LTK assumed the role of systems engineering consultant in 1998 for Sound Transit’s Link program. Leading a team of 32 specialty engineering, architectural and professional services firms, including 22 with offices in the Central Puget Sound region and 20 of which are certified M/W/DBE organizations, LTK was involved in conceptual design and preliminary engineering to support a EIS/FFGA process for the Central Line, a 25-mile corridor from the University of Washington in north Seattle through downtown and the SeaTac airport to a major park and ride facility at South 200th Street.
As part of this initial assignment, the LTK team completed conceptual design, preliminary engineering and final design of the Tacoma Line, a 1.6-mile stretch in downtown Tacoma from the multi-modal Tacoma Dome Station to the Theatre District.
The systems engineering elements for both Link programs include light rail vehicles, communications and central control systems, train control signals, traction power with overhead contact system, stray current protection and corrosion control analysis and design, system-wide electrical design, and operations maintenance planning support. LTK has total responsibility for maintenance facilities, including all civil, architectural, track, electrical, mechanical and industrial issues.
The LTK contract was extended in January 2000 to include final design of the systems elements and program management for the vehicle procurement for the Central Line and construction management services for the Tacoma Line and the LTK‑designed maintenance facility was completed. The Tacoma Link, just 30 miles south of Seattle, was put into operation in August 2003. LTK administered the vehicle contract and managed the construction coming in under budget and on-time. The Link’s ridership has exceeded all projections.
The shop and yard substations have been delivered, installed and tested. Three streetcars were ordered and were shipped from the Czech Republic in July 2002, arriving in early September in Tacoma. By late 2002, track and a portion of the overhead contact system had been installed, and the streetcars were under test.
Due to budgetary concerns, the Central Line project was shortened to a 14-mile project. LTK has continued with its final design activities, including completion of design work on the maintenance facility and yard, within the common core of the new alignment.
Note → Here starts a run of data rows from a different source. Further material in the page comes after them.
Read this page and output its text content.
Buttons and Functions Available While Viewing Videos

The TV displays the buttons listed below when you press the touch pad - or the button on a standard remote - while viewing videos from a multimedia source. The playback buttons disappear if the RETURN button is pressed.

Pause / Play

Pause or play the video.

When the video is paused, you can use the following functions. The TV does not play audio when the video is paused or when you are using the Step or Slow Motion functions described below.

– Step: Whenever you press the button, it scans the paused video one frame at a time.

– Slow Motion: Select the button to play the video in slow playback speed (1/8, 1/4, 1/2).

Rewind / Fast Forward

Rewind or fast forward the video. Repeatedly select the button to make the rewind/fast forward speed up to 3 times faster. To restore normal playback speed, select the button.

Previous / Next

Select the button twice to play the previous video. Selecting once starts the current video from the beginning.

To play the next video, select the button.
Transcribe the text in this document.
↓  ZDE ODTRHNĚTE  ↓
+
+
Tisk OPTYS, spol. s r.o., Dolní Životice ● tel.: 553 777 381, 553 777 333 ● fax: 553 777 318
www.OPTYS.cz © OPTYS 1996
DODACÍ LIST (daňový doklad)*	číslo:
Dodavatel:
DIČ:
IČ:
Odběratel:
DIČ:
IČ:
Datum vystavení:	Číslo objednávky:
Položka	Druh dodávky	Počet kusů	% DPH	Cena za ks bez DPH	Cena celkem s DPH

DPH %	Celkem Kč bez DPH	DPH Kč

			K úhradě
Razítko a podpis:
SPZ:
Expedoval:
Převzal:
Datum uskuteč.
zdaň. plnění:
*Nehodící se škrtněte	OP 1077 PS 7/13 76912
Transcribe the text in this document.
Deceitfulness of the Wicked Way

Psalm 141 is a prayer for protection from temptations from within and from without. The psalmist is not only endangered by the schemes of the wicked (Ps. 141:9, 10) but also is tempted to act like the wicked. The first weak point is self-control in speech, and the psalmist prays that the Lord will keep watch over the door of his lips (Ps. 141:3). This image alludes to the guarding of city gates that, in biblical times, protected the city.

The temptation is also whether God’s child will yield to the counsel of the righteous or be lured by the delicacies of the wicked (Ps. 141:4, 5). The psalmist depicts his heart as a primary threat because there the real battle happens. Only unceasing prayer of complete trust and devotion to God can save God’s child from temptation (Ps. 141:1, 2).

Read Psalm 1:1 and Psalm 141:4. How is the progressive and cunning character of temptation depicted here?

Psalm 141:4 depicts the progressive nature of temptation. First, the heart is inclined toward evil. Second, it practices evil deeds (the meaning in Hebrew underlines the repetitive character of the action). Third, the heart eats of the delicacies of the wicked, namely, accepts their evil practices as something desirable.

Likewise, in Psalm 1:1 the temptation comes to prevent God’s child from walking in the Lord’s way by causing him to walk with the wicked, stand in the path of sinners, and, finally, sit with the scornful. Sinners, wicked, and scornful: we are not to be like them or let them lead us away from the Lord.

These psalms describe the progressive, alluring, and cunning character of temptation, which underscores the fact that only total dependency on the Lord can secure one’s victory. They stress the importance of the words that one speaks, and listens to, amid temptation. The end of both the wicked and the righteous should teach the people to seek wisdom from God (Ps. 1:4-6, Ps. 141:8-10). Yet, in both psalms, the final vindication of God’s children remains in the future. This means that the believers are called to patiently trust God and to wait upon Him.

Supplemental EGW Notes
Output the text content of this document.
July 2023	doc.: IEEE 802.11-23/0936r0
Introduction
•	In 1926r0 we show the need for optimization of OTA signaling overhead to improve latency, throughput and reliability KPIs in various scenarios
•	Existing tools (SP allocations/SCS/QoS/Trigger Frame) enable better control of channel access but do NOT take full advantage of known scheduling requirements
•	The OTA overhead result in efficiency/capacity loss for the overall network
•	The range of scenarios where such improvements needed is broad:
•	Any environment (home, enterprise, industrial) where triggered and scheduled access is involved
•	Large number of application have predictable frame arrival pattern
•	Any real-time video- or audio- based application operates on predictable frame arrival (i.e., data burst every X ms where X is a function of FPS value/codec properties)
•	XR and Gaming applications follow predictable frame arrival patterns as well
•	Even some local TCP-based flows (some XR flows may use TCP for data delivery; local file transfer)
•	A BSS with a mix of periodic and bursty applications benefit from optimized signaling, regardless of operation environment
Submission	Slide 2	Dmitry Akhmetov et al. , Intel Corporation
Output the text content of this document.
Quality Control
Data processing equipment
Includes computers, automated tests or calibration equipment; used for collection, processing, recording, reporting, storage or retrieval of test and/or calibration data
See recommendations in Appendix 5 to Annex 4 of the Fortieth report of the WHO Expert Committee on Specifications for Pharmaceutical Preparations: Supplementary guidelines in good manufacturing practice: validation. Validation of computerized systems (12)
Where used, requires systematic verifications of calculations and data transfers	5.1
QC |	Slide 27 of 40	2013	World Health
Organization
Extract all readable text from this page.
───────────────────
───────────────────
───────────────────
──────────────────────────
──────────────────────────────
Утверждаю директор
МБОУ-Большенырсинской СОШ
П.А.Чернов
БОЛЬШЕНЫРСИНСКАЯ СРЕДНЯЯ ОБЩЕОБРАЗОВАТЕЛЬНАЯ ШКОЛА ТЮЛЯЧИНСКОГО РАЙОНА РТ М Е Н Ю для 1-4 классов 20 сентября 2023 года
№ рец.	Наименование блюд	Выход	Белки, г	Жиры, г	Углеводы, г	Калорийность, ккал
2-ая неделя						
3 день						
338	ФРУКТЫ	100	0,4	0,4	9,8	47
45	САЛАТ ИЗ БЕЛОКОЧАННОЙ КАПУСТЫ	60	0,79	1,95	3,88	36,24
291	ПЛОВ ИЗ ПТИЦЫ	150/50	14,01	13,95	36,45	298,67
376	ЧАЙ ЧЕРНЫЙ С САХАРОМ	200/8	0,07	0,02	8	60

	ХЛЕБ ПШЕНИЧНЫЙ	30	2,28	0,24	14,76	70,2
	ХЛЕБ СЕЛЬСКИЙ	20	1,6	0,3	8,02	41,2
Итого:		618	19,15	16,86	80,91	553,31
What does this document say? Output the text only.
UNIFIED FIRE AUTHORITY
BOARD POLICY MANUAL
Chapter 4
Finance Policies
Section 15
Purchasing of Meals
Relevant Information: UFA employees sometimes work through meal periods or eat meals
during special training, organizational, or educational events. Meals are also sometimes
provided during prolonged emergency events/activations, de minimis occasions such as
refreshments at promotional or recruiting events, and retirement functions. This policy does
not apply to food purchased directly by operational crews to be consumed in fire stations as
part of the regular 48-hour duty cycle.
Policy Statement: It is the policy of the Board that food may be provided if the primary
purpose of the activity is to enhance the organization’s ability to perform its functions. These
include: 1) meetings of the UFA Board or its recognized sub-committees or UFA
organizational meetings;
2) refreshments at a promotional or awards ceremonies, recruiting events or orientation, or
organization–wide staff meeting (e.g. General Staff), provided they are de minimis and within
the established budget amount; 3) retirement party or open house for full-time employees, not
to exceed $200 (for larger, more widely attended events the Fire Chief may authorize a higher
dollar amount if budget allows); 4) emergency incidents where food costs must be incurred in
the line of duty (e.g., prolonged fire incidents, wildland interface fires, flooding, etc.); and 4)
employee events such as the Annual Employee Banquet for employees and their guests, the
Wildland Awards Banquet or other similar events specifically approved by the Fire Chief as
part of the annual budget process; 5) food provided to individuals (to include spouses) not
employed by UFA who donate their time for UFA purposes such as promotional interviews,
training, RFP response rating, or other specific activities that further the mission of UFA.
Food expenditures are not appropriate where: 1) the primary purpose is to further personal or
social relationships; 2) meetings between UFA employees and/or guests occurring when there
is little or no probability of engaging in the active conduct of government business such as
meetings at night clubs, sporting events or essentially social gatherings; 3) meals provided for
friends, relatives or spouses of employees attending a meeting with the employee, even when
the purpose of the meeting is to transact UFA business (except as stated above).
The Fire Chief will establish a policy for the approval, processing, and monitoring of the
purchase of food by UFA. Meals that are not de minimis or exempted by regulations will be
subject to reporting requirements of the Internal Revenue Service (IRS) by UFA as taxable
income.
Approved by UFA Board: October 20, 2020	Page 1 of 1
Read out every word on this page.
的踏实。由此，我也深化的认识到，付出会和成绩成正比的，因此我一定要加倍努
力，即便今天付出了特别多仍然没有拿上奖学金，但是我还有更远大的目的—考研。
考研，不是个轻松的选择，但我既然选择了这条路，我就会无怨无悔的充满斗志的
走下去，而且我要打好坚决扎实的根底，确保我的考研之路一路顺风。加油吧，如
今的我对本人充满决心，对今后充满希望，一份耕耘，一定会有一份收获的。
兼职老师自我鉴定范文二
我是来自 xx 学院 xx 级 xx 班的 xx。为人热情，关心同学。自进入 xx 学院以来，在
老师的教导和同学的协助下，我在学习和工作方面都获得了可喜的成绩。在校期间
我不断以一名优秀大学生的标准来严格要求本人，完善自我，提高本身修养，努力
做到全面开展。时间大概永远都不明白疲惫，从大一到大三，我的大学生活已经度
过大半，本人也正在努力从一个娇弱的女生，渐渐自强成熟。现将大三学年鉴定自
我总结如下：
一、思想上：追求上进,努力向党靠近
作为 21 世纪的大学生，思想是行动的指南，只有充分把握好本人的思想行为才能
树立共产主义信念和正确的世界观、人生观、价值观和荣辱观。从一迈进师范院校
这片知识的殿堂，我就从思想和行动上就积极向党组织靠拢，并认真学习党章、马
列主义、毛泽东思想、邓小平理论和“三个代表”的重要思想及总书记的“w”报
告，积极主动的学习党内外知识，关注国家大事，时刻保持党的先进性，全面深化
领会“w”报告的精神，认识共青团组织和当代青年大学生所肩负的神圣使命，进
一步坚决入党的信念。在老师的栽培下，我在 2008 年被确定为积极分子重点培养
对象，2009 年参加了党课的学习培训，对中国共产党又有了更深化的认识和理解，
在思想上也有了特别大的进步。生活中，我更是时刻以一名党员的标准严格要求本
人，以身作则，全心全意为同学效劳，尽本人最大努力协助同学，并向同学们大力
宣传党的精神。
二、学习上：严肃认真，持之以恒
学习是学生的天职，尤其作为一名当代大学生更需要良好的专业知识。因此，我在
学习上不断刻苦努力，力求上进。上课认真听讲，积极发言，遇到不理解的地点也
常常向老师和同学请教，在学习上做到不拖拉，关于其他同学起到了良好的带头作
LTK also has assisted Sound Transit in preparation of a Request for Proposals for 31 low-floor light rail vehicles, which was issued in early 2003. This resulted in a procurement contract which was awarded to Kinki Sharyo in January 2004. LTK was also involved in design support during construction and construction management activities for all system elements.
The initial operating segment opened for revenue service on July 18, 2009, followed by an extension to Seattle-Tacoma International Airport. Daily ridership is estimated to be 26,600 by 2010. LTK was responsible for the design of approximately $300 million in systems contracts out of the total $2.1 billion Central Link budget. LTK also supported the new EIS process for finding an affordable and acceptable route north to Northgate, a program referred to as North Link.